Было ли это действием лекарства? В конце концов я перешла от состояния крайнего возбуждения к оцепенению, которое сочли началом выздоровления. Я открыла глаза, которые упорно держала закрытыми. Я согласилась, чтобы меня покормили. Тем не менее я не могла произнести ни слова.
Так как мое содержание в больнице было слишком дорого для того, чтобы город Салем, которому я не принадлежала, его оплачивал, меня снова отправили в тюрьму. Там я встретила множество лиц, которые показались мне незнакомыми, словно все, что предшествовало смерти Хестер, стерлось из памяти.
Однажды утром, не знаю почему, ко мне вернулись речь и память. Я стала интересоваться тем, что происходит вокруг меня. Я узнала, что Сара Осборн умерла в тюрьме, но не почувствовала ни малейшей жалости.
В тот период меня не покидало искушение покончить с собой. Казалось, что Хестер показала пример, которому я должна последовать.
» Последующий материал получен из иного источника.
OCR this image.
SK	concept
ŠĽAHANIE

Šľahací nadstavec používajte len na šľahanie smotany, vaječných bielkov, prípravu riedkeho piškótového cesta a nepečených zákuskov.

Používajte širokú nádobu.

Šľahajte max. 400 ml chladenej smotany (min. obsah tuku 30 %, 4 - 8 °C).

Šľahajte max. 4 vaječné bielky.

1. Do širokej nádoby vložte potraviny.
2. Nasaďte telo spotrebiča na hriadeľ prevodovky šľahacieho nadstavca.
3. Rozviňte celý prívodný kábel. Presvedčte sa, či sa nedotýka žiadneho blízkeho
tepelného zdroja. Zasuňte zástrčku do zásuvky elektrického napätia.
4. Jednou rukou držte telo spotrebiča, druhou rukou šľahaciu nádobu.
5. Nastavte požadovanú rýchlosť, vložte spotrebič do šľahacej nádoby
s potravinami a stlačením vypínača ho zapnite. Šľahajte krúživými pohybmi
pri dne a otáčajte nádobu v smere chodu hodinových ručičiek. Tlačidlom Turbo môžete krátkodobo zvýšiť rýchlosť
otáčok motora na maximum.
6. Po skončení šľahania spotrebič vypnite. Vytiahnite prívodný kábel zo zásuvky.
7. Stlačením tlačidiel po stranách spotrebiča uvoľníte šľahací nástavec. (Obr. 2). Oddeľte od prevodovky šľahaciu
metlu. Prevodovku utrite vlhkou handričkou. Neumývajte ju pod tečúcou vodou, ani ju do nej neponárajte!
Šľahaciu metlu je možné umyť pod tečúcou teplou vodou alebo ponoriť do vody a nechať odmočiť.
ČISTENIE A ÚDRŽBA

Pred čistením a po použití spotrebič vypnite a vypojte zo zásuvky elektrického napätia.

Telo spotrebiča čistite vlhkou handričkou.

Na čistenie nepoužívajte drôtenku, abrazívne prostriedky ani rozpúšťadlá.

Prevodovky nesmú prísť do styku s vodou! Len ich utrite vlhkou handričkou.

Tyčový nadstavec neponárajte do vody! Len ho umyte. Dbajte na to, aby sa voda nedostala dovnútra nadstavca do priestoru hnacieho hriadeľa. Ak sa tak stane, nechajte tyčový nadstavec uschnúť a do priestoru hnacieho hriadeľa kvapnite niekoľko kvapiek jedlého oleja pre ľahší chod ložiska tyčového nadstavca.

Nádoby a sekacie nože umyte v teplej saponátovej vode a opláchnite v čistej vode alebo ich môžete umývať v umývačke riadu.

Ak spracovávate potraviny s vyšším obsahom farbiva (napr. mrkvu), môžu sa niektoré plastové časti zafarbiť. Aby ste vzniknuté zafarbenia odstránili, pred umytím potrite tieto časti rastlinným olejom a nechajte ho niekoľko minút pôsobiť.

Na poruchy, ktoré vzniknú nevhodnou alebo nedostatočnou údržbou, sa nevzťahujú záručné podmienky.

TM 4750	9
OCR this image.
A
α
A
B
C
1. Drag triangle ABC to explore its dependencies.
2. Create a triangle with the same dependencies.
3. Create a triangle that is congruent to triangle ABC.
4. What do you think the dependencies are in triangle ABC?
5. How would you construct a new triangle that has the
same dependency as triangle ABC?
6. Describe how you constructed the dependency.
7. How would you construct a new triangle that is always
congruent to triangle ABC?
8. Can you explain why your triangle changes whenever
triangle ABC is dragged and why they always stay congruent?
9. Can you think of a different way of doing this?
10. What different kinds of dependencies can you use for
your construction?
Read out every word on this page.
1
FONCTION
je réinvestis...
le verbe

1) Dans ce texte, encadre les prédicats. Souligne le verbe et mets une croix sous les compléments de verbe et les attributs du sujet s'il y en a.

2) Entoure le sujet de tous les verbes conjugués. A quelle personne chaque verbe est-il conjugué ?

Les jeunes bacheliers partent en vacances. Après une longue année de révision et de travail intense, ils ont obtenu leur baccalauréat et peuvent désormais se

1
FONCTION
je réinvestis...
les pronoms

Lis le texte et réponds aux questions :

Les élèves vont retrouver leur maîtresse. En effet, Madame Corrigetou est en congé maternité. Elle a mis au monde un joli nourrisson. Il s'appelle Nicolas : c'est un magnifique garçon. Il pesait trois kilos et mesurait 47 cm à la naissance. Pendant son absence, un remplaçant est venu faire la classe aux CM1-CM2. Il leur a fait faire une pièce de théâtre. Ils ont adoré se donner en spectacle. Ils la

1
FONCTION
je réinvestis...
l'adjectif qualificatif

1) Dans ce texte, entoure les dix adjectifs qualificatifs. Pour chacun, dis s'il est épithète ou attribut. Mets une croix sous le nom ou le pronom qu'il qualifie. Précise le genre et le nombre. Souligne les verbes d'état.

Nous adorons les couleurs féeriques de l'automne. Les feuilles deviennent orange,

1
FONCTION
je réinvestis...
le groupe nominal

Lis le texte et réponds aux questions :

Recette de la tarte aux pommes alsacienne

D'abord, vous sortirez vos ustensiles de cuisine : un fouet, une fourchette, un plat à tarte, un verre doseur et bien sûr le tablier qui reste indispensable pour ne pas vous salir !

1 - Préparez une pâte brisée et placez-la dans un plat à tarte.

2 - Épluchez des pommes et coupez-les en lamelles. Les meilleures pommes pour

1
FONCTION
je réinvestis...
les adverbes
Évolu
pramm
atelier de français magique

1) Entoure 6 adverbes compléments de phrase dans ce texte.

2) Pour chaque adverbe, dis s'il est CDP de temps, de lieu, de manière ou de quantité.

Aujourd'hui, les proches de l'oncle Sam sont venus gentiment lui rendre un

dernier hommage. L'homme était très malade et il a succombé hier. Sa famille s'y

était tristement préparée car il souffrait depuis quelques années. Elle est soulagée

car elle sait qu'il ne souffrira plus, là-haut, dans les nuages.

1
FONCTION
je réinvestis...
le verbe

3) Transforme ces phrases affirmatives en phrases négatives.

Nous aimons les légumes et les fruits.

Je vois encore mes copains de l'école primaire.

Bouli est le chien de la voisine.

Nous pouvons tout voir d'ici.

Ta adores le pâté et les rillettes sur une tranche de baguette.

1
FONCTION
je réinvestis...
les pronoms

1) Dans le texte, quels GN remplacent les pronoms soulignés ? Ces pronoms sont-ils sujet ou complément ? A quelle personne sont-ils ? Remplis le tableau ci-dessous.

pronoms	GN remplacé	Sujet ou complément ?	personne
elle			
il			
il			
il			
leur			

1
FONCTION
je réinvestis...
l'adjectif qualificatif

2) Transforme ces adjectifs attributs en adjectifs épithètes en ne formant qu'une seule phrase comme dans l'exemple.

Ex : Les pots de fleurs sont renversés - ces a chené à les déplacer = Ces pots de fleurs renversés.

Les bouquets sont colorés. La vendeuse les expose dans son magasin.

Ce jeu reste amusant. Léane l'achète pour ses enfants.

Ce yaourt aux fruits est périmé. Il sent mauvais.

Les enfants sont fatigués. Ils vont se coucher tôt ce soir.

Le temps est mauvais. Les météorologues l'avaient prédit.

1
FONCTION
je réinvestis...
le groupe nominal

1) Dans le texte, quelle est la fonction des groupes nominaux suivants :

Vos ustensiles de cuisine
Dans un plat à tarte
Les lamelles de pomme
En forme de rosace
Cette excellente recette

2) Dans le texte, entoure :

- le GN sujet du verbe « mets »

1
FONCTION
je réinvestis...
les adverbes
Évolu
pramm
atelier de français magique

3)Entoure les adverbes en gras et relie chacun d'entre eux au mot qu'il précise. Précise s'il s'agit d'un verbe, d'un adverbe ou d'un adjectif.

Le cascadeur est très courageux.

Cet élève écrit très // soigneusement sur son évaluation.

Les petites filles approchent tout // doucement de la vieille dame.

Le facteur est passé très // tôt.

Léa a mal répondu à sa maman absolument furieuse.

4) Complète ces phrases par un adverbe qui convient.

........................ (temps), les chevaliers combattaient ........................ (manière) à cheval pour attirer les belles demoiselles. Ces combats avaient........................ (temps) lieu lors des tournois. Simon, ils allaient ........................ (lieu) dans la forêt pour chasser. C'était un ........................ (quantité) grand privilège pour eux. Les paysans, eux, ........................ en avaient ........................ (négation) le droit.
Увы! На это мне не хватало мужества.
Мне так и не удалось понять, почему меня перевезли из тюрьмы Ипсвича в тюрьму Салема. Во время уже далекой поездки с Сэмюэлем Паррисом и его семьей город произвел на меня довольно приятное впечатление. Узкий полуостров, зажатый между двумя медлительными реками, соперничал с Бостоном; его пристани были до отказа заполнены кораблями. Однако там – и мое состояние позволяло это заметить – над домами словно парило в воздухе облако тусклой суровости. Мы прошли мимо школы, перед которой был двор, где печальные наказанные мальчишки ждали, когда учителя их высекут. Посреди Корт-стрит[30]
возвышалось массивное здание, камни для строительства которого были за большие деньги привезены из Англии; там осуществлялось правосудие мужчин. Под его арками стояла толпа сумрачных молчаливых людей. Сама тюрьма оказалась черным зданием с крышей из соломы и бревен; дверь ее была обита железными листами.5
Я часто думаю о ребенке Хестер и о моем ребенке. О нерожденных детях. Детях, которым ради их блага мы когда-то отказали в дневном свете и солоноватом вкусе солнца. Детях, которым мы оказали милость, но которых, как ни странно, я оплакиваю. Мальчики или девочки, разве это важно? Им обоим я пою старую жалобную песню.